A questo punto è praticamente sicuro che il nuovo capo del
governo sarà Vladimir Spidla, il segretario della Cssd. L'unico
scenario che garantirebbe la stabilità al paese sarebbe un
governo della Cssd con la Coalizione che avrebbe due priorità:
l'ingresso nell'UE e l'attuazione di una politica sociale basata
sui punti in comune tra i programmi della socialdemocrazia e
della Kdu-Csl. Sembra però che non ci siano i numeri, in quanto
si tratterebbe di una maggioranza risicata. I numeri sembrano
dare ragione ai diversi esponenti della Kscm che hanno dichiarato
che più forti saranno i comunisti, più a sinistra dovrà stare
la Cssd. Sembra reale a questo punto l'ipotesi di un governo
monocolore socialdemocratico basato su un patto di tolleranza da
parte della Coalizione (analogo a quello stretto nella precedente
legislatura con l'Ods). Stavolta però comunisti si rivelerebbero
decisivi per fare approvare importanti proposte di legge del
governo, e potrebbero così ottenere una certa legittimazione,
uscendo dall'emarginazione politica in cui si trovano ora.

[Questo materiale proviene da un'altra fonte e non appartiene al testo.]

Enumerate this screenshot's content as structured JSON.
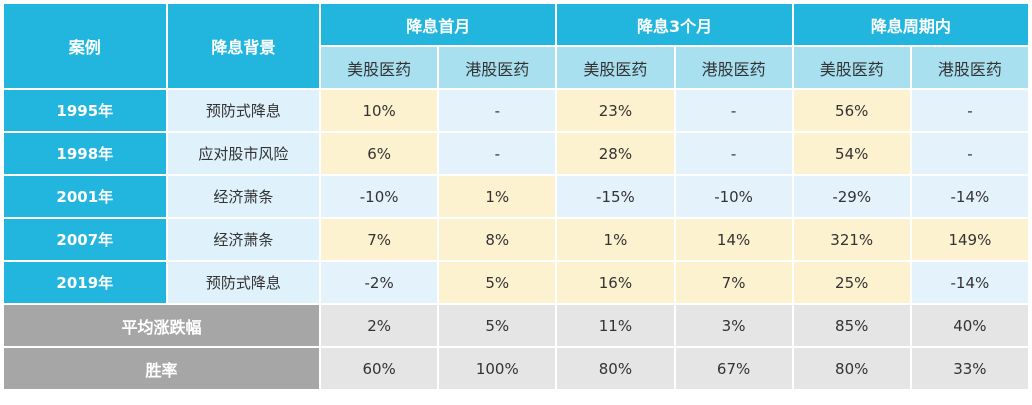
{
  "header": {
    "case": "案例",
    "background": "降息背景",
    "groups": [
      "降息首月",
      "降息3个月",
      "降息周期内"
    ],
    "subs": [
      "美股医药",
      "港股医药",
      "美股医药",
      "港股医药",
      "美股医药",
      "港股医药"
    ]
  },
  "rows": [
    {
      "year": "1995年",
      "background": "预防式降息",
      "values": [
        "10%",
        "-",
        "23%",
        "-",
        "56%",
        "-"
      ]
    },
    {
      "year": "1998年",
      "background": "应对股市风险",
      "values": [
        "6%",
        "-",
        "28%",
        "-",
        "54%",
        "-"
      ]
    },
    {
      "year": "2001年",
      "background": "经济萧条",
      "values": [
        "-10%",
        "1%",
        "-15%",
        "-10%",
        "-29%",
        "-14%"
      ]
    },
    {
      "year": "2007年",
      "background": "经济萧条",
      "values": [
        "7%",
        "8%",
        "1%",
        "14%",
        "321%",
        "149%"
      ]
    },
    {
      "year": "2019年",
      "background": "预防式降息",
      "values": [
        "-2%",
        "5%",
        "16%",
        "7%",
        "25%",
        "-14%"
      ]
    }
  ],
  "summary": [
    {
      "label": "平均涨跌幅",
      "values": [
        "2%",
        "5%",
        "11%",
        "3%",
        "85%",
        "40%"
      ]
    },
    {
      "label": "胜率",
      "values": [
        "60%",
        "100%",
        "80%",
        "67%",
        "80%",
        "33%"
      ]
    }
  ],
  "colors": {
    "header": "#22b6df",
    "subheader": "#a8e0f0",
    "highlight": "#fdf2cf",
    "cell": "#e4f2fb",
    "summary_label": "#a6a6a6",
    "summary_cell": "#e5e5e5"
  }
}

Davvero il post-89 è cominciato, con dolori per il
filoccidentale presidente Vaclav Havel che uscirà di scena nei
primi mesi del 2003 e che "democraticamente" non ha mai
pensato di convocare dopo ogni tornata elettorale i comunisti
nonostante i risultati elettorali. Non c'è che dire: mentre
tutta l'Europa va a destra, Praga è ancora una volta
"sola" (parafrasando il famoso titolo dell'editoriale
della rivista Il Manifesto che - denunciando la solitudine
della Cecoslovacchia ad un anno dall'invasione del `68 - nel
settembre del 1969 provocò la radiazione del gruppo dal Pci).